Background: Periodontal diseases are viewed today as multifactorial problems initiated and sustained by bacteria but significantly modified by the body's response to bacterial plaque. A recent study suggested that receptor for advanced glycation end products (RAGE) could be involved in the pathophysiology of periodontitis. The aim of this study was to investigate a possible association of 3 common polymorphisms in the RAGE gene with chronic periodontitis.
Methods: We studied 101 Caucasian patients with chronic periodontitis together with 162 orally healthy subjects.
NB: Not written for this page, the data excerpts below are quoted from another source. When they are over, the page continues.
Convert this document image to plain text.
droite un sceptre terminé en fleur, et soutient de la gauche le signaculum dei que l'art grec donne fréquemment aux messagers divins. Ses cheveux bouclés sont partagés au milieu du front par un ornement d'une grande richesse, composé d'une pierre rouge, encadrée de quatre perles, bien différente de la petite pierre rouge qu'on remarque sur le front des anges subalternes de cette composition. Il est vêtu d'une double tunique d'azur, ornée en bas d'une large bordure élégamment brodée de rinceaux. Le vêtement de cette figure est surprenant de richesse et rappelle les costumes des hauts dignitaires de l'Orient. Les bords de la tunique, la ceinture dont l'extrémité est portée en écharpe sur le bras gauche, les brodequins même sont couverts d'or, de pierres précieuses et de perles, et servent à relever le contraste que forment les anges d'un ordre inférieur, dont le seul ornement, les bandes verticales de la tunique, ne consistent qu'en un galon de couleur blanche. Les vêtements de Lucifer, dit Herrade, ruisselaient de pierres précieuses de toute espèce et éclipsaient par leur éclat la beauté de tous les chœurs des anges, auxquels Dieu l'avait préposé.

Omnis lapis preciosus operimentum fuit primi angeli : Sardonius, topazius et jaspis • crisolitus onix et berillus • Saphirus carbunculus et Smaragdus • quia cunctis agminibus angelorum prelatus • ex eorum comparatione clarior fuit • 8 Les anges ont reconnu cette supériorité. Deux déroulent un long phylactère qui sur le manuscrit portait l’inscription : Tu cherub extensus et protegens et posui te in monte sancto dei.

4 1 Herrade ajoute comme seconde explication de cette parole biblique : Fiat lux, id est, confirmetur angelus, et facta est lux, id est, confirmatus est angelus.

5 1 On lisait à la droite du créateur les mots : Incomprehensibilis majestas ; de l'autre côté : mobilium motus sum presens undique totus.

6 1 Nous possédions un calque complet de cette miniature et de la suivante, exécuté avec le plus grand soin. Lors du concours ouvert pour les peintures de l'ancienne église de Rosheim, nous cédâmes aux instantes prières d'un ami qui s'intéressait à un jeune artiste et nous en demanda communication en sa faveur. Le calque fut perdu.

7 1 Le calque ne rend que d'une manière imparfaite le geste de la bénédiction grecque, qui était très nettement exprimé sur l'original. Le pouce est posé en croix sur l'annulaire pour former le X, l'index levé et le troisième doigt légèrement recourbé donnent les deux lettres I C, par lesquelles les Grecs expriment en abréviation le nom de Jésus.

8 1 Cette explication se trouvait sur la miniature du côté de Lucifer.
Three polymorphisms, one in intron 7 (1704G/T), second in intron 8 (2184A/G), and the third in exon 3 (G82S) of the RAGE gene, were investigated by polymerase chain reaction methods (PCR) with subsequent enzymatic restriction with Bfal, BsmFI, or Alu Il, respectively.
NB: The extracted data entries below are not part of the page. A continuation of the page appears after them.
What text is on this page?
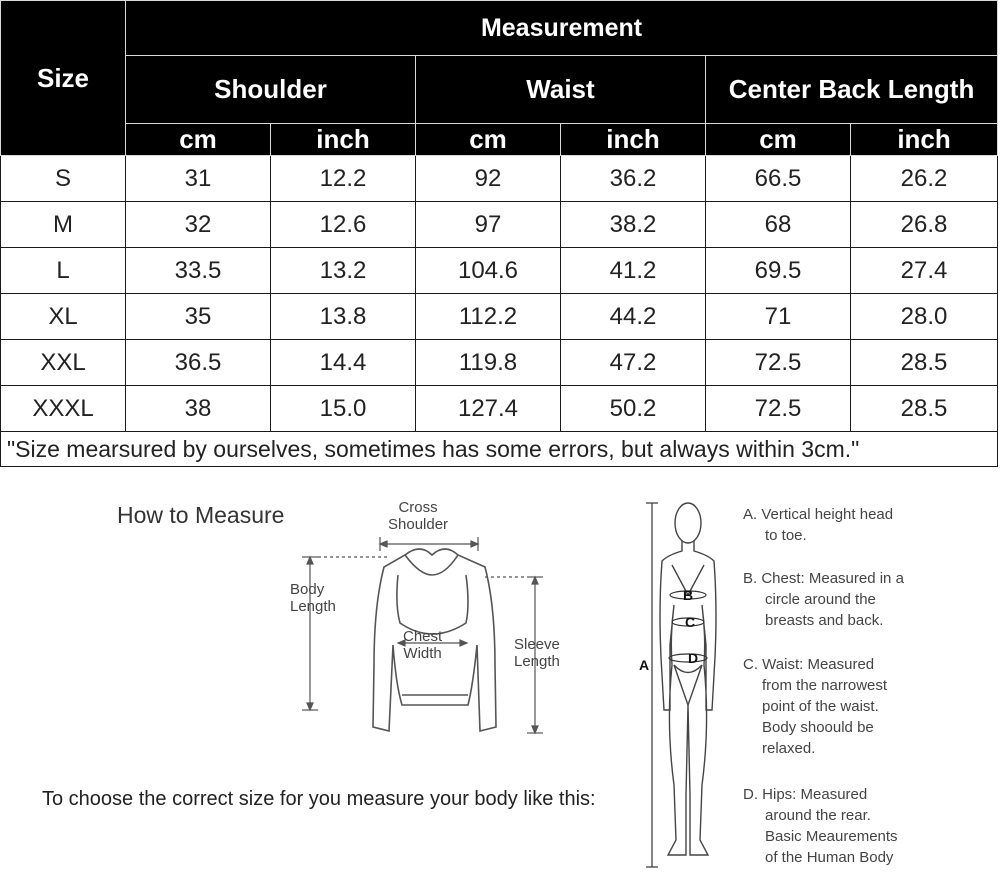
Size	Measurement					
	Shoulder		Waist		Center Back Length	
	cm	inch	cm	inch	cm	inch
S	31	12.2	92	36.2	66.5	26.2
M	32	12.6	97	38.2	68	26.8
L	33.5	13.2	104.6	41.2	69.5	27.4
XL	35	13.8	112.2	44.2	71	28.0
XXL	36.5	14.4	119.8	47.2	72.5	28.5
XXXL	38	15.0	127.4	50.2	72.5	28.5
"Size mearsured by ourselves, sometimes has some errors, but always within 3cm."						
How to Measure	Cross
Shoulder
Body
Length
Chest
Width
Sleeve
Length
To choose the correct size for you measure your body like this:
B
C
D
A
A. Vertical height head
to toe.
B. Chest: Measured in a
circle around the
breasts and back.
C. Waist: Measured
from the narrowest
point of the waist.
Body shoould be
relaxed.
D. Hips: Measured
around the rear.
Basic Meaurements
of the Human Body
Results: A statistically significant difference in allele frequencies between patients and the reference group was found for intron variant 1704G/T (P= 0.02, Pcorr >0.05). There was no significant difference in genotype or allele frequency distributions between groups for intron variant 2184A/G or for the exon variant exchanging amino acid Gly for Ser at position 82 (G82S).
Conclusions: We can speculate that susceptibility to the development of chronic periodontitis could be influenced by the 1704G/T polymorphism of the RAGE gene, independently of diabetes.